By: Andrew Wolf (Dragzine)
From OEM replacement parts to Top Fuel Dragsters, Speedmaster markets itself as the only major manufacturer that covers the entire spectrum of performance and racing machinery, and at PRI, their involvement with Street Outlaws star “Kamikaze” wasn’t the only thing on display.
Speedmaster has been hard at work in 2017 on some exciting new products, and one of those is their bolt-in 9-inch rear end housing. With this housing, Speedmaster’s goal was to offer something where the customer only needs to install their axles, install the brakes, and put it under the car without any fabrication or welding. The bolt-on axle tube options include big and small Ford, along with 28, 31, and 35-inch lengths. The housing is compatible with all stock and aftermarket 9-inch driveline components; the only caveat that the the housing requires Speedmasters’ 3.250 bearings.
“The main thing with this housing was making it lightweight and affordable. The price point on the center section of the housing is only $350, and if you buy it with the tubes and everything it’s about $500. Set up custom for a specific it’s about $600,” notes Speedmasters’ Jay Verduzco.

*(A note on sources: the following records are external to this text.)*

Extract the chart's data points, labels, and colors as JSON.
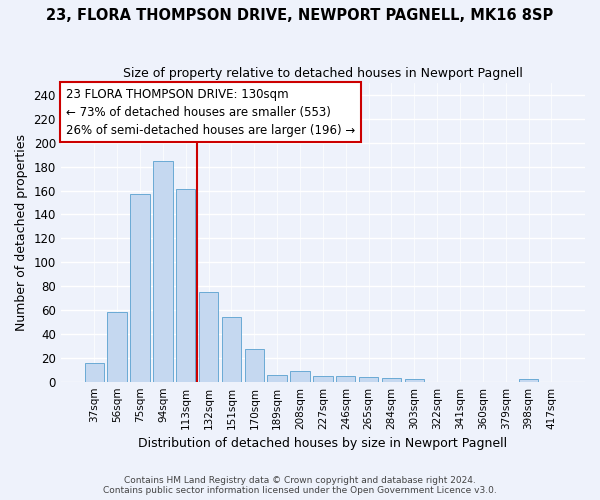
{
  "title": "23, FLORA THOMPSON DRIVE, NEWPORT PAGNELL, MK16 8SP",
  "subtitle": "Size of property relative to detached houses in Newport Pagnell",
  "xlabel": "Distribution of detached houses by size in Newport Pagnell",
  "ylabel": "Number of detached properties",
  "bar_color": "#c5d8f0",
  "bar_edge_color": "#6aaad4",
  "background_color": "#eef2fb",
  "grid_color": "#ffffff",
  "categories": [
    "37sqm",
    "56sqm",
    "75sqm",
    "94sqm",
    "113sqm",
    "132sqm",
    "151sqm",
    "170sqm",
    "189sqm",
    "208sqm",
    "227sqm",
    "246sqm",
    "265sqm",
    "284sqm",
    "303sqm",
    "322sqm",
    "341sqm",
    "360sqm",
    "379sqm",
    "398sqm",
    "417sqm"
  ],
  "values": [
    16,
    58,
    157,
    185,
    161,
    75,
    54,
    27,
    6,
    9,
    5,
    5,
    4,
    3,
    2,
    0,
    0,
    0,
    0,
    2,
    0
  ],
  "ylim": [
    0,
    250
  ],
  "yticks": [
    0,
    20,
    40,
    60,
    80,
    100,
    120,
    140,
    160,
    180,
    200,
    220,
    240
  ],
  "vline_x": 5.0,
  "vline_color": "#cc0000",
  "annotation_text": "23 FLORA THOMPSON DRIVE: 130sqm\n← 73% of detached houses are smaller (553)\n26% of semi-detached houses are larger (196) →",
  "annotation_box_color": "#ffffff",
  "annotation_box_edge": "#cc0000",
  "footer_line1": "Contains HM Land Registry data © Crown copyright and database right 2024.",
  "footer_line2": "Contains public sector information licensed under the Open Government Licence v3.0."
}
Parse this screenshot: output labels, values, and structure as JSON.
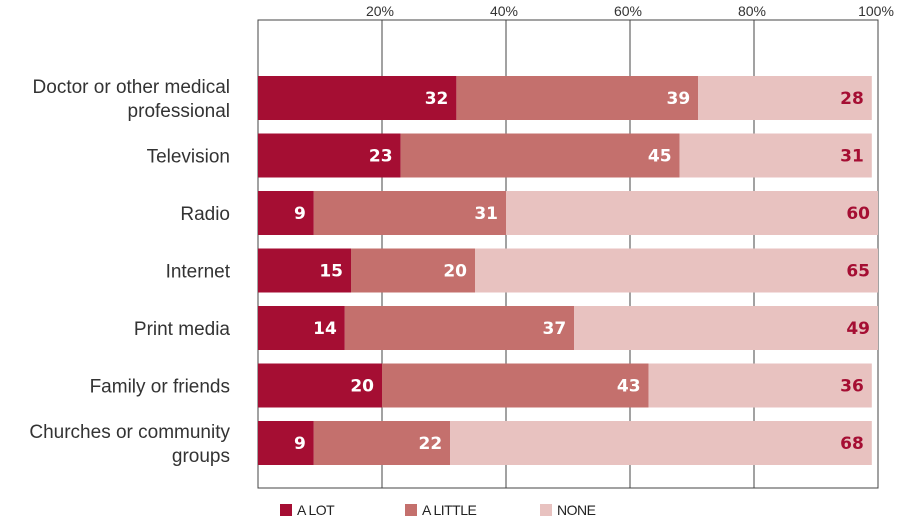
{
  "chart_data": {
    "type": "bar",
    "orientation": "horizontal",
    "stacked": true,
    "categories": [
      [
        "Doctor or other medical",
        "professional"
      ],
      [
        "Television"
      ],
      [
        "Radio"
      ],
      [
        "Internet"
      ],
      [
        "Print media"
      ],
      [
        "Family or friends"
      ],
      [
        "Churches or community",
        "groups"
      ]
    ],
    "series": [
      {
        "name": "A LOT",
        "color": "#a50e33",
        "label_color": "#ffffff",
        "values": [
          32,
          23,
          9,
          15,
          14,
          20,
          9
        ]
      },
      {
        "name": "A LITTLE",
        "color": "#c4706d",
        "label_color": "#ffffff",
        "values": [
          39,
          45,
          31,
          20,
          37,
          43,
          22
        ]
      },
      {
        "name": "NONE",
        "color": "#e8c2c0",
        "label_color": "#a50e33",
        "values": [
          28,
          31,
          60,
          65,
          49,
          36,
          68
        ]
      }
    ],
    "xlim": [
      0,
      100
    ],
    "xticks": [
      20,
      40,
      60,
      80,
      100
    ],
    "xtick_labels": [
      "20%",
      "40%",
      "60%",
      "80%",
      "100%"
    ],
    "grid": true,
    "legend_position": "bottom-left",
    "title": "",
    "xlabel": "",
    "ylabel": ""
  }
}
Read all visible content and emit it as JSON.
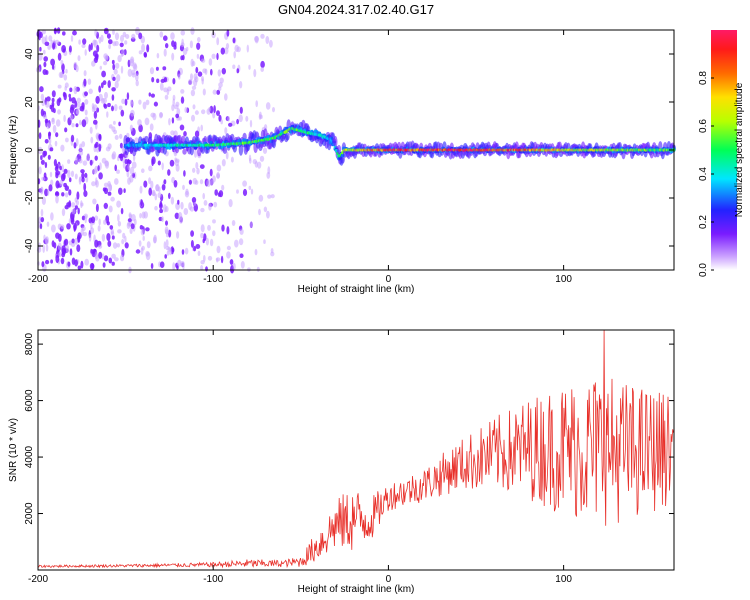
{
  "figure_title": "GN04.2024.317.02.40.G17",
  "chart_data": [
    {
      "type": "heatmap",
      "xlabel": "Height of straight line (km)",
      "ylabel": "Frequency (Hz)",
      "xlim": [
        -200,
        163
      ],
      "ylim": [
        -50,
        50
      ],
      "xticks": [
        -200,
        -100,
        0,
        100
      ],
      "yticks": [
        -40,
        -20,
        0,
        20,
        40
      ],
      "colorbar": {
        "label": "Normalized spectral amplitude",
        "range": [
          0,
          1
        ],
        "ticks": [
          "0.0",
          "0.2",
          "0.4",
          "0.6",
          "0.8"
        ]
      },
      "ridge": {
        "x": [
          -150,
          -120,
          -100,
          -80,
          -65,
          -55,
          -45,
          -38,
          -32,
          -28,
          -25,
          0,
          50,
          100,
          163
        ],
        "freq": [
          2,
          2,
          2,
          3,
          5,
          9,
          7,
          6,
          4,
          -3,
          0,
          0,
          0,
          0,
          0
        ],
        "amplitude": [
          0.35,
          0.45,
          0.5,
          0.55,
          0.55,
          0.55,
          0.5,
          0.45,
          0.35,
          0.5,
          0.6,
          0.9,
          1.0,
          0.7,
          0.55
        ]
      },
      "noise_region_x": [
        -200,
        -65
      ]
    },
    {
      "type": "line",
      "xlabel": "Height of straight line (km)",
      "ylabel": "SNR (10 * v/v)",
      "xlim": [
        -200,
        163
      ],
      "ylim": [
        0,
        8500
      ],
      "xticks": [
        -200,
        -100,
        0,
        100
      ],
      "yticks": [
        2000,
        4000,
        6000,
        8000
      ],
      "color": "#e8302a",
      "envelope": {
        "x": [
          -200,
          -150,
          -100,
          -80,
          -60,
          -50,
          -40,
          -30,
          -20,
          -10,
          0,
          20,
          40,
          60,
          80,
          100,
          120,
          140,
          163
        ],
        "mean": [
          130,
          150,
          190,
          230,
          230,
          300,
          900,
          1600,
          1800,
          1800,
          2600,
          3000,
          3700,
          4100,
          4300,
          4300,
          4300,
          4200,
          4300
        ],
        "amplitude": [
          40,
          50,
          80,
          150,
          120,
          200,
          600,
          900,
          1200,
          800,
          500,
          600,
          900,
          1300,
          1800,
          2400,
          2800,
          2400,
          2000
        ]
      },
      "peak": {
        "x": 123,
        "y": 8500
      }
    }
  ]
}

The race-focused housing sports a bolt-on bracing that’s used in four-link applications to give it added strength. The pumpkin of the housing is all cast aluminum and the bell ends steel.
For the racing market, they’ve taken a very similar design to the housing but in a modular form, creating a brute piece capable of handling 3,000-plus horsepower, with interchangeable bell ends/spacers for different axle lengths. Bell end spacer options include 4.5 and 8.4-inch lengths to run narrow or big tires. The housing center itself is made of billet steel, with billet aluminum bell ends and spacers. The housing shown here is set up for 40-spline axles.
In addition to drag racing applications, Speedmaster is working to move the aluminum, full floater setup into oval track racing, as well. Impressively, this piece sells at just $1,200; Verduzco noting, “we try to fill gaps in the market. Now, with the Street Outlaws, it’s opened up this new avenue. People watch the show and they want to do that. Most people aren’t going to make the kind of power they are, but they still want something that looks like it, that sounds like it, and can do some of the same things. And that’s a big market right now.”